What should the payoff be? Sales, or at least leads, of people interested in buying a car in the near future. Today, the most common measure for companies are "hits" to the page, "likes" on Facebook, sharing of content with "friends", or, in some rare cases, actually leading consumers to e-commerce pages where they can ask for the product and accept a contact from a dealer.

Other less tangible results include simple awareness of the brand, product or service as well as increased consideration. The latter is important because we know people are not constantly shopping for cars. Even so, car companies do not want us to forget them in between purchases.

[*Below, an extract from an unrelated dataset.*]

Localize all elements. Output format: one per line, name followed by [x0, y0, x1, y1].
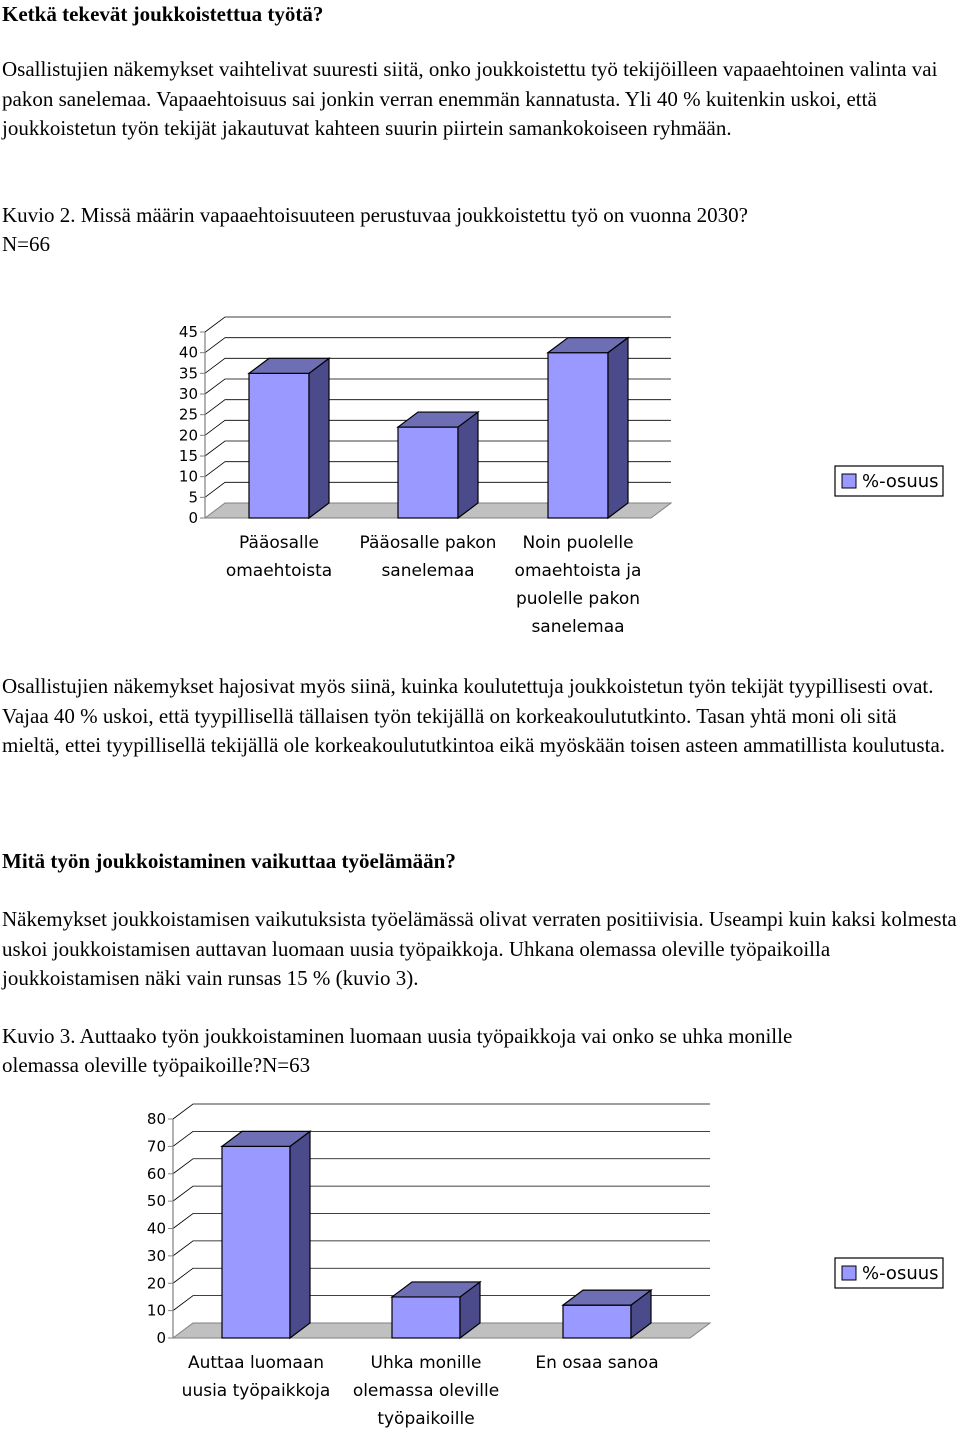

If they do not engage us even when we aren't shopping, they risk being out of our mindset when we are.

Many companies, including Ford, tout success of social media efforts. In fact, the budget to launch the Fiesta was incredibly high relative to what most companies spend in the social media arena. It was very low, though, when compared with what TV time costs, which made it incredibly efficient.

Still, social media, while the latest and most talked about "thing to do" is also full of potential pitfalls.

Across town from Ford, Chrysler was also employing social media to build consumer engagement with its brand--and hopefully generate more sales, consideration, or even just conversation--when a now infamous mishap took place.

A member of their social media agency mistakenly posted a tweet on the Chrysler Twitter page, instead of his own Twitter account, that unfortunately included an obscenity. Specifically, it read, "I find it ironic that Detroit is known as the motor-city, and yet no one here knows how to f***ing drive." In America, we find the use of the "f" word extremely shocking. But, in truth, the message did not degrade Chrysler, nor even the city of Detroit.

Social media is tricky in that it is not a traditional medium. It is also not for the brands that are faint of heart. Social media is gritty. It is real, unfiltered and sometimes it contains the "f" bomb. When a brand chooses to engage in this medium, they choose to play among the real people, and are therefore subject to the fact that "truisms", intended or not, may from time to time, come out in their very colorful language.

Bob Garfield, in an article he wrote for Ad Age, said of the Chrysler tweet that, "(this is) the way social media is supposed to be, because the whole point of it is to discard archaic and abrasive concepts of messaging in favor of actual conversations. Not stilted conversations based on 140-character ads -- because those branded tweets are just twam (spam+tweet=twam) -- but actual exchanges among flesh-and-blood non-automatons."

His point: maybe the f-bomb is okay, even when it is not done on purpose, as a way of letting the consumer know that your stuff isn't all "twam" and marketing-speak.

As I mentioned, the social media agency, New Media Strategies, got the boot from Chrysler over the episode. I don't agree with the decision. If you want to play in this social media "ecosystem," then you have to be prepared for these events. I am not advocating a regular diet of offensive language or tasteless posts, of which we have too many already on the internet, but instead a system where the risks are appreciated and the potential benefits understood.

Had Chrysler taken a deep breath before their knee-jerk reaction, they may have seen that the offending tweet, in concert with their highly successful Eminem Chrysler ad from the Super Bowl, could have been leveraged to further their positioning. Instead, the company seemed to retreat from that cool, contemporary stance taken in the Super Bowl ad, and reverted back to corporate stiffness.

In the case of Ford, the company is bound to get a few nasty comments about its Doug videos, but I expect that it is prepared. In fact, if Ford is trying to reach a young male audience, which would seem obvious by the content, then the company may be willing to assume some risk, albeit a small one, that will come from angry tweets, posts, or mentions about this new Doug content.

Will Ford fire the agency or the campaign manager for such responses? Let's hope not. Because if you want to play among the people, and that is exactly where social media plays, then you have to play by the rules of the people. Giving up control to your customer is not always a bad thing. You just have to be willing to do it.